If you only watched the Tampa Bay Lightning’s highlights this year, you may think that the team is either ready to breeze through the playoffs, or are a struggling group that will get swept out of the first round. On a surface level, that is the kind of season it has been for the Bolts, with the team having a dominant first half of the season capped off by a very average to bad looking second half. With the regular season reaching it’s waining last few games, many out there who do not watch the Lightning on a nightly basis could use some context about their early season success and recent struggles before we reach the playoffs.
Lightning Early Season Carried by Skill & Luck…
At the start of the 2017-18 season, the Lightning were, simply put, on fire offensively. Everyone in the line-up, from superstars like Nikita Kucherov and Steven Stamkos to rookies like Yanni Gourde and Mikhail Sergachev, were scoring at an unsustainably high rate. For weeks at a time, it felt like the team could just score at will on anyone in the league with their perfect passing and shooting. Along with this high shooting percentage was the standout play of goaltender Andrei Vasilevskiy who, for the first half of the season, was arguably the top goalie in the NHL, and you had a team that looked untouchable to the rest of the league.
As teams slowly understood their gameplan, however, they were able to get into the shooting and passing lanes that players like Kucherov and Stamkos preferred, slowing down their scoring acumen. This didn’t hurt the Lightning in short term, though, as secondary scorers like all-star Brayden Point, Tyler Johnson, and even Chris Kunitz helped pick up the slack on a nightly basis. There was no lead the Lightning were afraid of, with the team often coming back from being down two or three goals to win in the third period or overtime.
This high-level of play continued all the way through the trade deadline when the Bolts were still looking like the team to beat in the NHL. By making the big trade for Ryan McDonagh and J.T. Miller, it appeared that general manager Steve Yzerman was ready to go all in on the Stanley Cup this season.
…Then the Lightning Returned to Earth
After their consistent success throughout the first two-thirds of the season, March was a difficult reality check for the Lightning. In one month, all of the hard work the Lightning put in to become one of the top teams in the league slowly started to unravel. After experiencing a somewhat unimpressive 10-game point streak that included seven overtime games at the start of the month, the Lightning hit a wall. Since Mar. 10th, they have gone 4-6-0, experiencing two losses to their division rival Boston Bruins in route to losing their grip on first place in the Atlantic.
Had this stretch of play occurred back in November, it largely would not have mattered in the grand scheme of the season. Teams experience highs and lows throughout a season, and a 4-6 record really isn’t the end of the world under most circumstances.
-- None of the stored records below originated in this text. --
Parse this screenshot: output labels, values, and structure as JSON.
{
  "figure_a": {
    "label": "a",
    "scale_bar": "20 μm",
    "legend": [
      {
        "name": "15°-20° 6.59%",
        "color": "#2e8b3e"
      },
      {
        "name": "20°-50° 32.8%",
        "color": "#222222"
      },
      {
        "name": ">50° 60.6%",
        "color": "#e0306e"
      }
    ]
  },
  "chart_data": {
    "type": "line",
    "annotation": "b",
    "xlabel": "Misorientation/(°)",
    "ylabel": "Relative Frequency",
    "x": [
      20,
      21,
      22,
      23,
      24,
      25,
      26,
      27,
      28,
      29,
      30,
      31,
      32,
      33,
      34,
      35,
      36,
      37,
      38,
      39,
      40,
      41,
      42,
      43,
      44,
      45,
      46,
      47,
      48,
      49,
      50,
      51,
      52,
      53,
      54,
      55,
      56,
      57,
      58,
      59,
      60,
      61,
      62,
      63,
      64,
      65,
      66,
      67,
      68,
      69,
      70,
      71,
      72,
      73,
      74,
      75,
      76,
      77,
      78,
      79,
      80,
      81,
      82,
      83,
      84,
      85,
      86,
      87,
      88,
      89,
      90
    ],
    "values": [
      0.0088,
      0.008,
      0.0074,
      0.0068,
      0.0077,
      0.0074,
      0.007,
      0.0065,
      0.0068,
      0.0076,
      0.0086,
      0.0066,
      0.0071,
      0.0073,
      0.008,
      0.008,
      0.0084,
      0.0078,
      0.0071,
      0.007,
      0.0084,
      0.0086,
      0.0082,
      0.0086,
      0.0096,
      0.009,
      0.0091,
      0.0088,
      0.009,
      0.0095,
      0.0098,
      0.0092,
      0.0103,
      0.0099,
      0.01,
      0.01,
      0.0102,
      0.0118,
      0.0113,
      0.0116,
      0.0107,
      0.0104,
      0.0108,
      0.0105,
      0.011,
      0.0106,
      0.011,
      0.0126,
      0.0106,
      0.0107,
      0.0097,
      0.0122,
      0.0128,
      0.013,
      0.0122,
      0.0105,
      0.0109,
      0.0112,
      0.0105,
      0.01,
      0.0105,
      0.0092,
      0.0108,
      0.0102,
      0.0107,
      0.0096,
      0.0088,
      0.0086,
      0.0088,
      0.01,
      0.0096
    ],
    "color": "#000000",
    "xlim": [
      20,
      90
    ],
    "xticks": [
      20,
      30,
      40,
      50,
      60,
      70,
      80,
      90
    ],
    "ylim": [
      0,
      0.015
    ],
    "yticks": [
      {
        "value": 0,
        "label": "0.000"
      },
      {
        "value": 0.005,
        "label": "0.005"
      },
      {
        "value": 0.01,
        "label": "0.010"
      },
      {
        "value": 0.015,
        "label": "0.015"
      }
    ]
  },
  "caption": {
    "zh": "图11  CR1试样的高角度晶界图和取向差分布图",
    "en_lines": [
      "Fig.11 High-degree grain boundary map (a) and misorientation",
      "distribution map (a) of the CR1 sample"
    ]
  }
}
However, it’s the way that the Lightning have been winning and losing these games that is concerning for the team.
Suddenly, everyone on the team has gone cold. Not only are they shooting poorly, hitting crossbars or shanking easy goals wide of the net; they are just looking slow and borderline uninterested at times throughout this stretch. The Lightning have had trouble playing complete games this season, oftentimes only having to put in two periods or less of hard play in order to put a game out of reach of their opponents. This bad habit has continued throughout the year, leading the team to be down by a goal or two before they start really playing.
Lightning Have No Time to Waste Before the Postseason
With just days left in the regular season, the Lightning are quickly running out of time to fix their March struggles. It’s not that this team can’t work out of this funk heading into the postseason, it just seems like they know how to right now. They keep making the same mistakes in the defensive zone, failing to clear or attempting to make a cute passing play that worked at the start of the season but now leaves the opponent with a free shot on Vasilevksiy. Besides this, their penalty kill ranks 26th in the league, so when the team takes a penalty, it often leads to a goal against.
The only good news for the Lightning is that they aren’t fighting for their playoff lives this season. Over the last few years, they needed to be perfect in March to even qualify for the postseason. By playing so well at the start of the year, they afforded themselves some room to make mistakes and still be securely in the playoffs. Ultimately that is all that matters to the team, as winning the Atlantic division is no guarantee of future success. However, if the Lightning aren’t able to find their mid-season form again, it will be a quick first-round exit for a team that was considered Stanely Cup favorites just a few weeks ago.